Yes. Your code sample demonstrates loading a file which contains executable code (libc.so.6) into your own program and calling portions of that code from your program. That is essentially dynamic linking.
However, note that neither the LGPLv2 (libgcrypt's license) nor the GPLv2 + linking exception (libgit's license) technically depend on a specific type of linking from a technical standpoint.
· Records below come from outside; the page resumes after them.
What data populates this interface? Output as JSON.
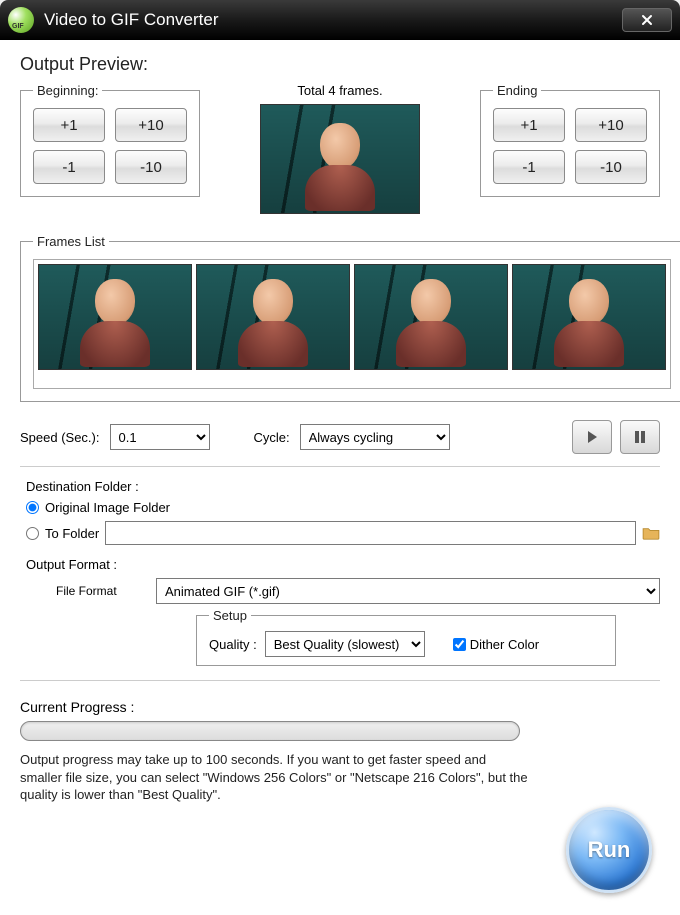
{
  "window": {
    "title": "Video to GIF Converter"
  },
  "preview": {
    "heading": "Output Preview:",
    "beginning_legend": "Beginning:",
    "ending_legend": "Ending",
    "btn_plus1": "+1",
    "btn_plus10": "+10",
    "btn_minus1": "-1",
    "btn_minus10": "-10",
    "total_frames": "Total 4 frames."
  },
  "frames": {
    "legend": "Frames List",
    "count": 4
  },
  "playback": {
    "speed_label": "Speed (Sec.):",
    "speed_value": "0.1",
    "cycle_label": "Cycle:",
    "cycle_value": "Always cycling"
  },
  "destination": {
    "heading": "Destination Folder :",
    "opt_original": "Original Image Folder",
    "opt_tofolder": "To Folder",
    "folder_path": ""
  },
  "format": {
    "heading": "Output Format :",
    "file_format_label": "File Format",
    "file_format_value": "Animated GIF (*.gif)",
    "setup_legend": "Setup",
    "quality_label": "Quality :",
    "quality_value": "Best Quality (slowest)",
    "dither_label": "Dither Color",
    "dither_checked": true
  },
  "progress": {
    "label": "Current Progress :",
    "hint": "Output progress may take up to 100 seconds. If you want to get faster speed and smaller file size, you can select \"Windows 256 Colors\" or \"Netscape 216 Colors\", but the quality is lower than \"Best Quality\"."
  },
  "run_label": "Run"
}
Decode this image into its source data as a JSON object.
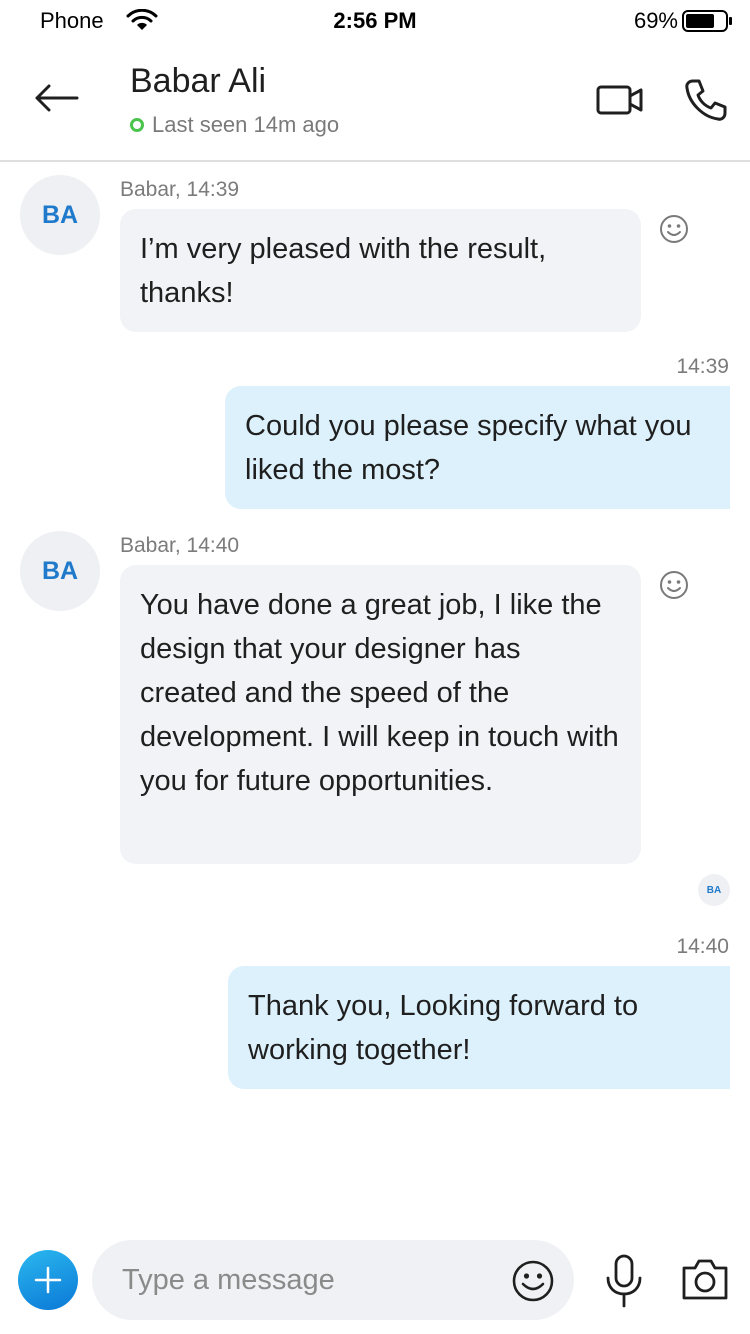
{
  "status_bar": {
    "carrier": "Phone",
    "time": "2:56 PM",
    "battery": "69%"
  },
  "header": {
    "name": "Babar Ali",
    "presence": "Last seen 14m ago"
  },
  "messages": [
    {
      "direction": "incoming",
      "meta": "Babar, 14:39",
      "avatar": "BA",
      "text": "I’m very pleased with the result, thanks!"
    },
    {
      "direction": "outgoing",
      "meta": "14:39",
      "text": "Could you please specify what you liked the most?"
    },
    {
      "direction": "incoming",
      "meta": "Babar, 14:40",
      "avatar": "BA",
      "text": "You have done a great job, I like the design that your designer has created and the speed of the development. I will keep in touch with you for future opportunities."
    },
    {
      "direction": "outgoing",
      "meta": "14:40",
      "text": "Thank you, Looking forward to working together!"
    }
  ],
  "read_receipt": "BA",
  "composer": {
    "placeholder": "Type a message"
  },
  "icons": {
    "back": "arrow-left-icon",
    "video": "video-camera-icon",
    "call": "phone-icon",
    "react": "smiley-icon",
    "add": "plus-icon",
    "emoji": "smiley-icon",
    "mic": "microphone-icon",
    "camera": "camera-icon"
  },
  "colors": {
    "accent": "#0a78d6",
    "online": "#4bc44b",
    "incoming_bubble": "#f1f3f6",
    "outgoing_bubble": "#dcf1fb"
  }
}
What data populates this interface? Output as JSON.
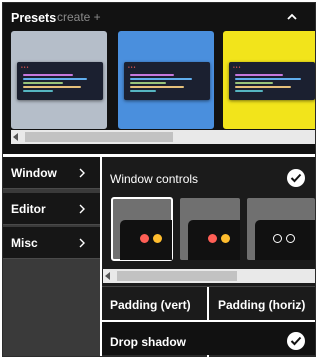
{
  "presets": {
    "title": "Presets",
    "create_label": "create +",
    "items": [
      {
        "bg": "#b5bec9"
      },
      {
        "bg": "#4a8fdd"
      },
      {
        "bg": "#f2e41b"
      }
    ]
  },
  "sidebar": {
    "items": [
      {
        "label": "Window"
      },
      {
        "label": "Editor"
      },
      {
        "label": "Misc"
      }
    ]
  },
  "main": {
    "window_controls": {
      "title": "Window controls",
      "checked": true,
      "options": [
        {
          "style": "colored-two",
          "selected": true
        },
        {
          "style": "colored-two",
          "selected": false
        },
        {
          "style": "outline",
          "selected": false
        }
      ]
    },
    "padding_vert_label": "Padding (vert)",
    "padding_horiz_label": "Padding (horiz)",
    "drop_shadow": {
      "title": "Drop shadow",
      "checked": true
    }
  },
  "colors": {
    "dot_red": "#ff5f56",
    "dot_yellow": "#ffbd2e",
    "panel_bg": "#121212"
  }
}
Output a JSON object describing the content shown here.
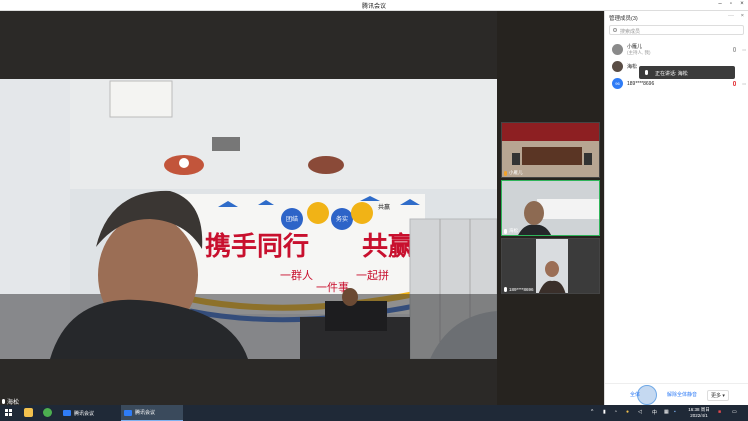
{
  "window": {
    "title": "腾讯会议"
  },
  "main_video": {
    "banner_main": "携手同行",
    "banner_right": "共赢",
    "banner_sub": [
      "一群人",
      "一件事",
      "一起拼"
    ],
    "circles": [
      "团结",
      "务实",
      "共赢"
    ]
  },
  "active_speaker": "海松",
  "thumbnails": [
    {
      "label": "小雁儿"
    },
    {
      "label": "海松"
    },
    {
      "label": "189****8696"
    }
  ],
  "panel": {
    "title": "管理成员(3)",
    "search_placeholder": "搜索成员",
    "members": [
      {
        "name": "小雁儿",
        "role": "(主持人, 我)",
        "avatar": ""
      },
      {
        "name": "海松",
        "role": "",
        "avatar": ""
      },
      {
        "name": "189****8696",
        "role": "",
        "avatar": "96"
      }
    ],
    "speaking_tooltip": "正在讲话: 海松",
    "footer": {
      "mute_all": "全体",
      "unmute_all": "解除全体静音",
      "more": "更多"
    }
  },
  "taskbar": {
    "apps": [
      {
        "label": "腾讯会议"
      },
      {
        "label": "腾讯会议"
      }
    ],
    "tray_lang": "中",
    "time": "16:38 周日",
    "date": "2022/4/1"
  }
}
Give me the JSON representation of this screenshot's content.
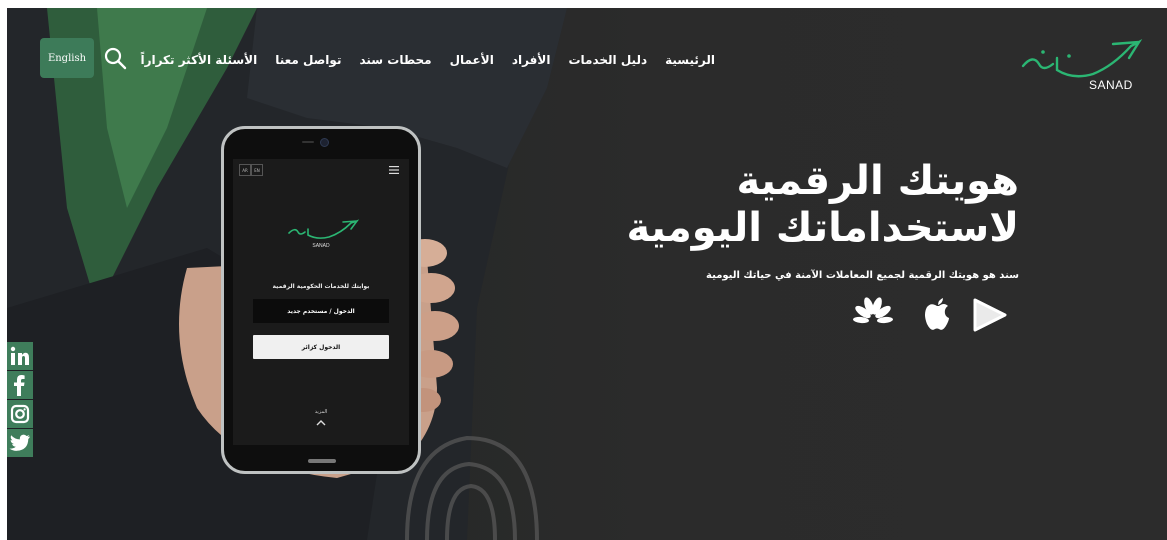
{
  "header": {
    "language_button": "English",
    "nav": [
      "الرئيسية",
      "دليل الخدمات",
      "الأفراد",
      "الأعمال",
      "محطات سند",
      "تواصل معنا",
      "الأسئلة الأكثر تكراراً"
    ],
    "logo_text": "SANAD"
  },
  "hero": {
    "title_line1": "هويتك الرقمية",
    "title_line2": "لاستخداماتك اليومية",
    "subtitle": "سند هو هويتك الرقمية لجميع المعاملات الآمنة في حياتك اليومية",
    "store_icons": [
      "huawei-appgallery-icon",
      "apple-icon",
      "google-play-icon"
    ]
  },
  "phone": {
    "lang_ar": "AR",
    "lang_en": "EN",
    "logo_text": "SANAD",
    "tagline": "بوابتك للخدمات الحكومية الرقمية",
    "login_button": "الدخول / مستخدم جديد",
    "guest_button": "الدخول كزائر",
    "more_label": "المزيد"
  },
  "social": {
    "icons": [
      "linkedin-icon",
      "facebook-icon",
      "instagram-icon",
      "twitter-icon"
    ]
  },
  "colors": {
    "accent": "#3d7b59",
    "logo_green": "#2bb673",
    "background": "#2b2b2b"
  }
}
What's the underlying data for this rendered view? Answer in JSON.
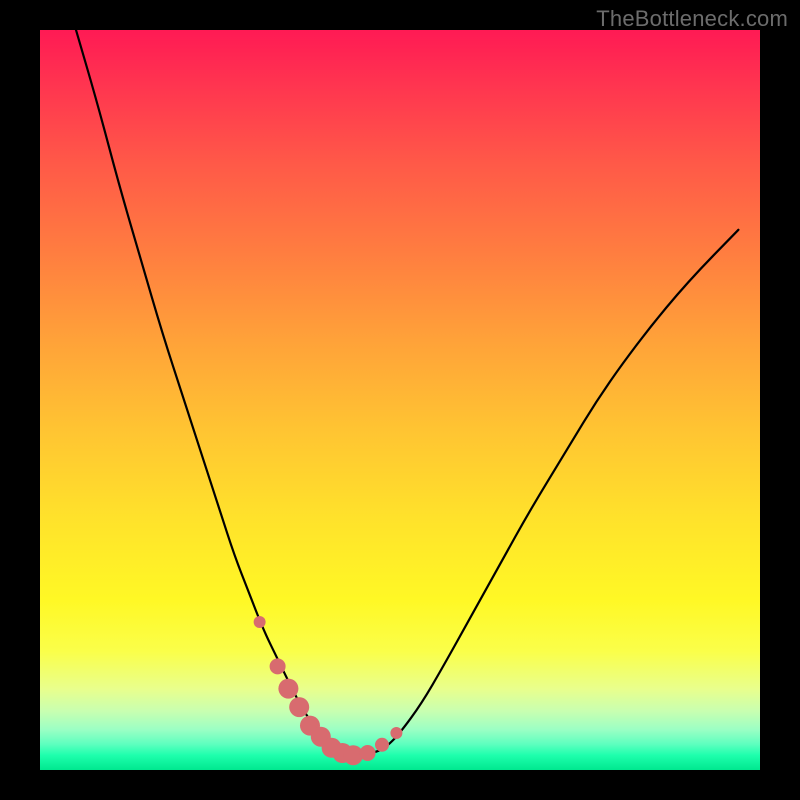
{
  "watermark": "TheBottleneck.com",
  "colors": {
    "background": "#000000",
    "curve": "#000000",
    "marker": "#d86b6f"
  },
  "chart_data": {
    "type": "line",
    "title": "",
    "xlabel": "",
    "ylabel": "",
    "xlim": [
      0,
      100
    ],
    "ylim": [
      0,
      100
    ],
    "grid": false,
    "legend": false,
    "series": [
      {
        "name": "bottleneck-curve",
        "x": [
          5,
          8,
          11,
          14,
          17,
          20,
          23,
          25,
          27,
          29,
          31,
          33,
          35,
          36.5,
          38,
          39.5,
          41,
          42.5,
          44,
          46,
          48,
          50,
          53,
          56,
          60,
          64,
          68,
          73,
          78,
          84,
          90,
          97
        ],
        "y": [
          100,
          90,
          79,
          69,
          59,
          50,
          41,
          35,
          29,
          24,
          19,
          15,
          11,
          8.2,
          6,
          4.2,
          3,
          2.2,
          2,
          2.2,
          3,
          5,
          9,
          14,
          21,
          28,
          35,
          43,
          51,
          59,
          66,
          73
        ]
      }
    ],
    "markers": {
      "name": "highlight-dots",
      "x": [
        30.5,
        33.0,
        34.5,
        36.0,
        37.5,
        39.0,
        40.5,
        42.0,
        43.5,
        45.5,
        47.5,
        49.5
      ],
      "y": [
        20.0,
        14.0,
        11.0,
        8.5,
        6.0,
        4.5,
        3.0,
        2.3,
        2.0,
        2.3,
        3.4,
        5.0
      ],
      "r": [
        6,
        8,
        10,
        10,
        10,
        10,
        10,
        10,
        10,
        8,
        7,
        6
      ]
    }
  }
}
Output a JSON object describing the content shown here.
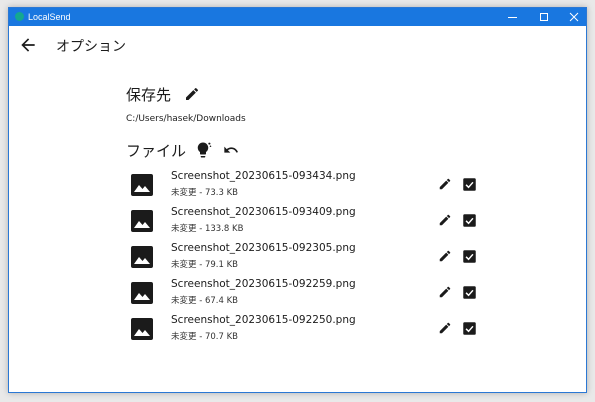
{
  "window": {
    "title": "LocalSend"
  },
  "header": {
    "title": "オプション",
    "back_icon": "arrow-back-icon"
  },
  "destination": {
    "title": "保存先",
    "path": "C:/Users/hasek/Downloads",
    "edit_icon": "pencil-icon"
  },
  "files_section": {
    "title": "ファイル",
    "icons": [
      "lightbulb-icon",
      "undo-icon"
    ]
  },
  "files": [
    {
      "name": "Screenshot_20230615-093434.png",
      "meta": "未変更 - 73.3 KB",
      "checked": true
    },
    {
      "name": "Screenshot_20230615-093409.png",
      "meta": "未変更 - 133.8 KB",
      "checked": true
    },
    {
      "name": "Screenshot_20230615-092305.png",
      "meta": "未変更 - 79.1 KB",
      "checked": true
    },
    {
      "name": "Screenshot_20230615-092259.png",
      "meta": "未変更 - 67.4 KB",
      "checked": true
    },
    {
      "name": "Screenshot_20230615-092250.png",
      "meta": "未変更 - 70.7 KB",
      "checked": true
    }
  ],
  "colors": {
    "titlebar": "#1977e0",
    "text": "#1b1b1b"
  }
}
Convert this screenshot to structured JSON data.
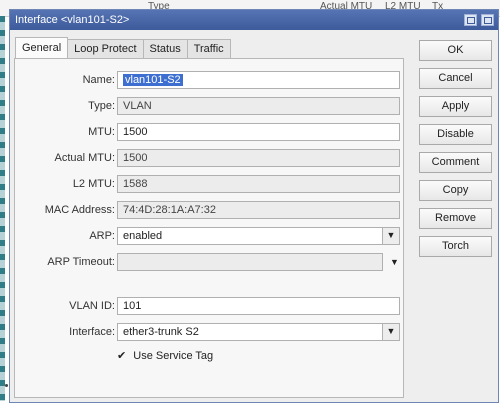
{
  "background": {
    "col1": "Type",
    "col2": "Actual MTU",
    "col3": "L2 MTU",
    "col4": "Tx"
  },
  "window": {
    "title": "Interface <vlan101-S2>"
  },
  "tabs": [
    "General",
    "Loop Protect",
    "Status",
    "Traffic"
  ],
  "fields": {
    "name": {
      "label": "Name:",
      "value": "vlan101-S2"
    },
    "type": {
      "label": "Type:",
      "value": "VLAN"
    },
    "mtu": {
      "label": "MTU:",
      "value": "1500"
    },
    "actual_mtu": {
      "label": "Actual MTU:",
      "value": "1500"
    },
    "l2_mtu": {
      "label": "L2 MTU:",
      "value": "1588"
    },
    "mac": {
      "label": "MAC Address:",
      "value": "74:4D:28:1A:A7:32"
    },
    "arp": {
      "label": "ARP:",
      "value": "enabled"
    },
    "arp_timeout": {
      "label": "ARP Timeout:",
      "value": ""
    },
    "vlan_id": {
      "label": "VLAN ID:",
      "value": "101"
    },
    "interface": {
      "label": "Interface:",
      "value": "ether3-trunk S2"
    },
    "use_service_tag": {
      "label": "Use Service Tag",
      "checked": true
    }
  },
  "buttons": {
    "ok": "OK",
    "cancel": "Cancel",
    "apply": "Apply",
    "disable": "Disable",
    "comment": "Comment",
    "copy": "Copy",
    "remove": "Remove",
    "torch": "Torch"
  },
  "colors": {
    "titlebar": "#4a68a8",
    "selection": "#3d6fd1"
  }
}
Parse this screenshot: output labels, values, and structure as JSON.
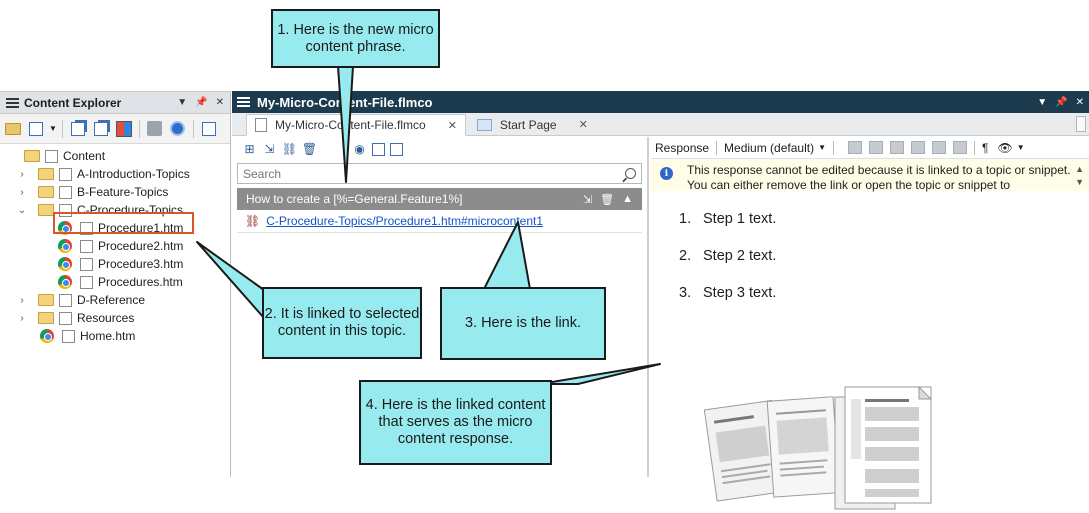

The licenses try to use phrases like "combination," "derivative" or "containing portions of the Library," probably to avoid singling out a specific method of linking.
Can I use libgcrypt (LGPL v2 licensed) with PHP using FFI?
If you call functions from an LGPL-licensed library from your own program using the PHP FFI mechanism, then the LGPL v2 seems to be of the opinion that your work then becomes a 'derivative' of the LGPL-licensed library:
... linking a "work that uses the Library" with the Library creates an
executable that is a derivative of the Library (because it contains
portions of the Library), rather than a "work that uses the library".
The executable is therefore covered by this License. Section 6 states
terms for distribution of such executables.
(LGPL v2 Section 5)
In this case the "executable" is your program (your .php file). Fortunately Section 6 is fairly permissive in how you can distribute it together with the LGPL library:
As an exception to the Sections above, you may also combine or link a
"work that uses the Library" with the Library to produce a work
containing portions of the Library, and distribute that work under
terms of your choice, provided that the terms permit modification of
the work for the customer's own use and reverse engineering for
debugging such modifications.
(LGPL v2 Section 6)
So basically what that says is that if you use an LGPL library, then the license terms of your own program are basically unaffected. For example, you aren't required to provide source code for your program, but it also says that you aren't allowed to prohibit your customer from modifying or reverse engineering his own copy of your program (proprietary software licenses often have such prohibitions.)
Can I use libgit (GPL v2 licensed + linking exception) with PHP using FFI?
As for the GPL v2 (before we consider the linking exception), that license also considers linking as producing a sort of derivative:
[The GPL v2 Section 2 requirements] apply to the modified work as a
whole. If identifiable sections of that work are not derived from the
Program, and can be reasonably considered independent and separate
works in themselves, then this License, and its terms, do not apply to
those sections when you distribute them as separate works. But when
you distribute the same sections as part of a whole which is a work based on the Program, the distribution of the whole must be on the
terms of this License, ...
(GPL v2 Section 2)
On the one hand, you could read that and "reasonably consider" that your program is separate from the library, but on the other hand, the same paragraph also asserts "when you distribute the same sections as part of a whole ... the distribution of the whole must be on the terms of this License."
This might appear to mean that linking with a GPL library means that you also have to release your program as GPL as well. But the linking exception in this case seems to explicitly give you permission to link to such a library, probably without requiring that you make your own program GPL'ed as well. It says the following:
In addition to the permissions in the GNU General Public License,
the authors give you unlimited permission to link the compiled
version of this library into combinations with other programs, and to
distribute those combinations without any restriction coming from the
use of this file.
(GPL v2 + Linking Exception)
So basically what that says is that you can use and distribute your .php file + libgit.so combination "without any restriction." Personally I think the LGPL language of "under terms of your choice" is clearer, but basically the intention seems to be about the same -- you are allowed to use the library + your program combination without it affecting (or precisely 'restricting') your program from a licensing standpoint.